Anita Fetz solleva un altro punto. A causa di una presunta repulsione delle donne per la tecnologia e la loro scarsa rappresentazione tra i diplomati in campo scientifico, non è sempre facile trovare il personale femminile in grado di assumere compiti di responsabilità nell’ingegneria o la tecnologia. È il caso ad esempio delle Ferrovie federali svizzere, del gruppo Ruag specializzato negli armamenti oppure dell’Ispettorato federale della sicurezza nucleare.

Per la senatrice socialista, l’obiettivo fissato dal Consiglio federale è però realistico, dal momento in cui ogni buon consiglio di amministrazione è composto di persone con competenze e origini diverse. Ciò significa, ad esempio, che non c’è bisogno solo di specialisti nel campo dell’energia nucleare, ma anche di persone

con esperienze di marketing, finanza o con buoni contatti politici.

Per quanto riguarda le quote rosa in Svizzera, Anita Fetz si dice teoricamente favorevole, per lo meno come ultima risorsa, nel caso gli obiettivi posti dal governo non saranno raggiunti.

“Per ora il Consiglio federale ha fatto abbastanza e ulteriori misure non sono semplicemente realistiche”.

Fattore tempo

Anita Fetz si mostra pragmatica, anche perché è convinta che il parlamento non sarebbe favorevole all’introduzione di quote obbligatorie.

Nel mese di dicembre, il parlamento ha respinto due proposte presentate dalla socialista Susanne Leutenegger, che chiedeva per l’appunto di obbligare le società quotate in borsa e le aziende semipubbliche a garantire per lo meno una soglia del 40% di donne o uomini.

“Probabilmente i tempi non sono ancora maturi”, afferma la collega di partito Anita Fetz.

Un altro test è atteso per il 9 febbraio, quando i cittadini di Basilea Città dovranno esprimersi su un progetto di legge in questo senso. Il parlamento ha infatti deciso di fissare al 30% la presenza minima di donne nei consigli di amministrazione delle società di cui lo Stato è azionista maggioritario. Contro la normativa è stato lanciato un referendum.

Autoregolazione

Dal canto suo, l’industria privata non vuole che le si dica come comportarsi. Un recente studio condotto dall’Unione patronale svizzera rileva che le imprese preferiscono stabilire da sole le proprie regole del gioco.

Fissare delle quote legali rischia di compromettere la libertà imprenditoriale, afferma Valentin Vogt presidente dell’Unione patronale svizzera. “La flessibilità e la libertà organizzativa delle imprese non devono essere limitate”.

Delle 150 aziende pubbliche prese in considerazione dal sondaggio, tre su quattro hanno affermato di volersi impegnare ad aumentare il numero di donne in posti di responsabilità nei prossimi sei anni.

L’Unione patronale svizzera riconosce che sono necessari sforzi in questo senso, anche se negli ultimi anni sono già stati fatti dei progressi.
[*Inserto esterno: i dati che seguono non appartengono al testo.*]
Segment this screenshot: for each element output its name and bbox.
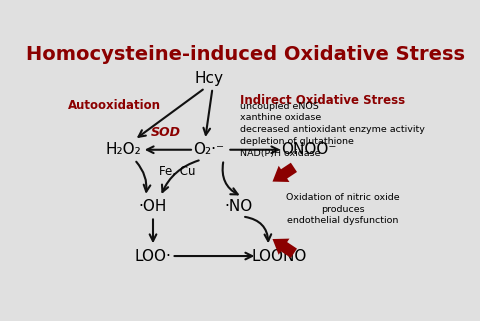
Text: uncoupled eNOS: uncoupled eNOS (240, 101, 319, 110)
Text: Hcy: Hcy (194, 71, 223, 86)
Text: depletion of glutathione: depletion of glutathione (240, 137, 354, 146)
Text: Homocysteine-induced Oxidative Stress: Homocysteine-induced Oxidative Stress (26, 45, 466, 64)
Text: LOONO: LOONO (252, 248, 307, 264)
Text: Fe, Cu: Fe, Cu (159, 166, 195, 178)
Text: Oxidation of nitric oxide
produces
endothelial dysfunction: Oxidation of nitric oxide produces endot… (286, 193, 399, 225)
Text: ONOO⁻: ONOO⁻ (282, 142, 337, 157)
Text: H₂O₂: H₂O₂ (106, 142, 141, 157)
Text: ·NO: ·NO (225, 199, 252, 214)
Text: O₂·⁻: O₂·⁻ (193, 142, 224, 157)
Text: xanthine oxidase: xanthine oxidase (240, 113, 322, 122)
Text: Autooxidation: Autooxidation (67, 99, 160, 112)
Text: SOD: SOD (151, 126, 181, 139)
Text: Indirect Oxidative Stress: Indirect Oxidative Stress (240, 94, 406, 107)
Text: NAD(P)H oxidase: NAD(P)H oxidase (240, 149, 321, 158)
Text: ·OH: ·OH (139, 199, 167, 214)
Text: LOO·: LOO· (134, 248, 171, 264)
Text: decreased antioxidant enzyme activity: decreased antioxidant enzyme activity (240, 125, 425, 134)
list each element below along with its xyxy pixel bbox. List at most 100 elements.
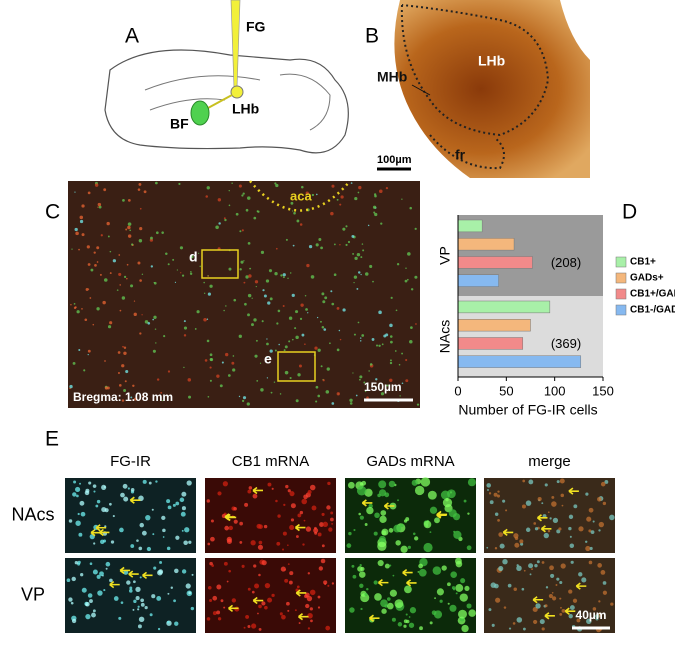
arrow — [540, 525, 552, 533]
speckle — [88, 481, 92, 485]
speckle — [139, 332, 142, 335]
arrow — [109, 580, 120, 589]
speckle — [336, 348, 340, 352]
speckle — [93, 490, 96, 493]
speckle — [258, 573, 261, 577]
speckle — [240, 260, 244, 264]
speckle — [238, 184, 242, 188]
speckle — [351, 564, 355, 568]
speckle — [569, 535, 572, 538]
speckle — [320, 365, 323, 368]
speckle — [109, 321, 113, 325]
speckle — [359, 375, 363, 379]
speckle — [355, 394, 358, 397]
speckle — [263, 524, 268, 529]
speckle — [369, 363, 373, 366]
speckle — [156, 596, 162, 601]
speckle — [123, 496, 129, 502]
speckle — [153, 281, 157, 285]
speckle — [73, 480, 77, 484]
speckle — [295, 310, 299, 314]
speckle — [390, 296, 393, 299]
speckle — [505, 509, 508, 512]
arrow — [128, 570, 139, 578]
speckle — [203, 318, 207, 322]
speckle — [69, 384, 73, 389]
speckle — [508, 627, 512, 630]
speckle — [556, 480, 560, 484]
speckle — [166, 620, 170, 624]
speckle — [357, 191, 360, 194]
speckle — [534, 563, 538, 568]
speckle — [592, 607, 597, 611]
speckle — [221, 361, 224, 364]
panel-letter: C — [45, 201, 60, 224]
speckle — [245, 208, 249, 212]
speckle — [497, 490, 500, 493]
speckle — [305, 191, 309, 195]
speckle — [138, 239, 143, 243]
speckle — [96, 307, 100, 311]
speckle — [336, 392, 340, 396]
speckle — [491, 623, 495, 627]
speckle — [292, 244, 295, 247]
speckle — [560, 606, 562, 609]
speckle — [389, 359, 392, 362]
arrow — [298, 613, 309, 621]
speckle — [265, 279, 270, 283]
speckle — [170, 586, 173, 589]
speckle — [290, 518, 295, 522]
speckle — [307, 490, 312, 494]
speckle — [258, 540, 263, 545]
speckle — [127, 225, 131, 230]
speckle — [576, 618, 581, 623]
speckle — [255, 285, 257, 288]
speckle — [204, 359, 208, 362]
label: aca — [290, 188, 312, 203]
speckle — [160, 391, 163, 394]
speckle — [70, 303, 72, 306]
speckle — [417, 571, 420, 573]
arrow — [119, 566, 131, 575]
speckle — [73, 302, 76, 305]
speckle — [381, 528, 389, 536]
speckle — [203, 292, 206, 294]
scale-label: 100µm — [377, 154, 412, 166]
speckle — [74, 561, 79, 565]
column-label: FG-IR — [110, 453, 151, 470]
speckle — [466, 545, 472, 551]
speckle — [75, 520, 81, 526]
speckle — [252, 493, 258, 499]
speckle — [315, 193, 318, 196]
speckle — [122, 345, 124, 348]
speckle — [175, 535, 180, 540]
speckle — [419, 626, 423, 631]
speckle — [206, 499, 210, 503]
speckle — [85, 601, 90, 607]
speckle — [141, 530, 147, 536]
speckle — [263, 294, 267, 298]
speckle — [166, 546, 171, 551]
speckle — [390, 340, 393, 344]
speckle — [284, 345, 288, 349]
speckle — [375, 378, 378, 381]
speckle — [113, 596, 119, 601]
speckle — [77, 562, 81, 566]
speckle — [289, 571, 294, 576]
speckle — [125, 228, 128, 231]
speckle — [287, 489, 291, 493]
speckle — [329, 342, 331, 345]
speckle — [81, 204, 85, 208]
speckle — [403, 519, 408, 523]
speckle — [381, 343, 384, 346]
speckle — [220, 599, 224, 603]
speckle — [305, 603, 310, 609]
speckle — [138, 616, 145, 623]
x-axis-label: Number of FG-IR cells — [458, 402, 597, 418]
speckle — [588, 560, 593, 565]
speckle — [319, 522, 324, 527]
speckle — [320, 558, 326, 564]
speckle — [289, 491, 295, 497]
speckle — [352, 574, 357, 579]
speckle — [598, 529, 601, 532]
La Svizzera è attualmente al di sotto della media europea, con una percentuale di donne nei consigli di amministrazione al 16% nelle società quotate in borsa e all’8% in quelle non quotate.

Lo scorso novembre, l’Unione europea ha fatto un primo passo verso l’introduzione di quote di genere del 40% nei consigli di amministrazione delle grandi società. Per la Commissione europea questo non deve però essere un obbligo, ma un obiettivo da raggiungere entro il 2020.

Il testo, che non tocca la Svizzera, deve ancora essere approvato dal parlamento europeo e dai leader dei diversi Stati membri.